The YouTube accounts hit include Taylor Swift, Justin Bieber, Drake, Lil Nas X, Harry Styles, Michael Jackson, The Weeknd, Travis Scott, and Eminem. According to Gizmodo, the hacker uploaded a video titled “Justin bieber – Free Paco Sanz (ft. Will Smith, Chris Rock, Skinny flex & Los Pelaos)” to Bieber’s channel.
Paco Sanz is a Spanish conman who was sentenced to two years in jail a few months ago for fraud. Sanz reportedly lied about having terminal cancer and defrauded large sums of money between 2010 and 2017.
A Twitter account under the name of ‘Los Pelaos‘ claimed responsibility for the hack and asked for suggestions on who to target next from followers. The account reportedly offered to sell security to celebrities who didn’t want to be hacked. It’s not clear who controls the account, but the profile picture appears to show Sanz.
Has @justinbieber been #hacked!! #youtube pic.twitter.com/oDIkHp0iL7
— India (@India55876909) April 5, 2022
The video uploaded in the hack shows Sanz holding a guitar the wrong way while singing along to a Spanish trap song remixed by ‘La Mafia Del Edit.’ Gizmodo notes that that’s an Instagram meme account that previously defended Sanz when he was convicted.

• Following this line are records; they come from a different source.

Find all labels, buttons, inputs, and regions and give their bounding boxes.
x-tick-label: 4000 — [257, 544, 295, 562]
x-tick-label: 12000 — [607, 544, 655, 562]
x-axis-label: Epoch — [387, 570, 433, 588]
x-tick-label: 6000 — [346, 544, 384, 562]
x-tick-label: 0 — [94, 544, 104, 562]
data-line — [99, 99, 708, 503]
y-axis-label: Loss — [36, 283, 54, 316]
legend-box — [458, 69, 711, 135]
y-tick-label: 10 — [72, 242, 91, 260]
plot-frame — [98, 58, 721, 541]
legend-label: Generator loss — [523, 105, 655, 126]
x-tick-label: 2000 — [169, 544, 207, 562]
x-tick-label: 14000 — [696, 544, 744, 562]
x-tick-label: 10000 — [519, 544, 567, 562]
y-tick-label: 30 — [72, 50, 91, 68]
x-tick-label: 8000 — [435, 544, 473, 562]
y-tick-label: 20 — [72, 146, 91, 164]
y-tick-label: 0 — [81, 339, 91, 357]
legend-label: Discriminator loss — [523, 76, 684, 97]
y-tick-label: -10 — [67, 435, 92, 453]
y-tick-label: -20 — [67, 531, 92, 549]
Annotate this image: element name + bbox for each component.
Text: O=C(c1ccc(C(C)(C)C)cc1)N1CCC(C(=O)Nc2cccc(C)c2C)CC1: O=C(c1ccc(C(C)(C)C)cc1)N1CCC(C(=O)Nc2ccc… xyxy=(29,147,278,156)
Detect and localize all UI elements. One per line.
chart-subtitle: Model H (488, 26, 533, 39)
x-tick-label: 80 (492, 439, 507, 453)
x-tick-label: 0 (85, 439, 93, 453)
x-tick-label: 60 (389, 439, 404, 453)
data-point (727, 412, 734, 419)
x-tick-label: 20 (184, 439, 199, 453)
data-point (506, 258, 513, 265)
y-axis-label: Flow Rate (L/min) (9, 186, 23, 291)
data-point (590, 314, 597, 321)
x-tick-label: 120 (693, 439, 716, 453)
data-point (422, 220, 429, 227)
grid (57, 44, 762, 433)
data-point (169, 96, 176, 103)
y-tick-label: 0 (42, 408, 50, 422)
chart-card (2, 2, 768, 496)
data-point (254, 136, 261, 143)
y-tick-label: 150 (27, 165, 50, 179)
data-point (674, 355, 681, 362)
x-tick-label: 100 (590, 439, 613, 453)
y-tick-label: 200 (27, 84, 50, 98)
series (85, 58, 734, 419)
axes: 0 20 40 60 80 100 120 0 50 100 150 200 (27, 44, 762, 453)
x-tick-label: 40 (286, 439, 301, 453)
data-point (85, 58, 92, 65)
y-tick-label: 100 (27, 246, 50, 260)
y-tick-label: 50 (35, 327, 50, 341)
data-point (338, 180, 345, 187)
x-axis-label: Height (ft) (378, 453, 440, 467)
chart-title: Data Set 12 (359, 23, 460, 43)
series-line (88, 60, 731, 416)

Although the videos have been taken down now, they racked up thousands of views first. Moreover, YouTube hasn’t acknowledged the incident yet, while a representative for music video network Vevo did address the incident in a statement to the New York Post:
“Some videos were directly uploaded to a small number of Vevo artist channels earlier today by an unauthorized source. All of those improperly uploaded videos have since been deleted by Vevo. No pre-existing content was accessible to the source. While the artist channels have been secured and the incident has been resolved, as a best practice Vevo will be conducting a review of our security systems.”
As Gizmodo explains, artists’ record labels upload music videos to Vevo through a separate, verified channel. Then, YouTube merges that content with the artists’ YouTube channels.
YouTube has been dealing with a wave of attacks recently. Some reportedly targeted high-profile content creators, publishing cryptocurrency scams or auctioning off access to the YouTube accounts. YouTube has since required popular pages to enable two-step verification.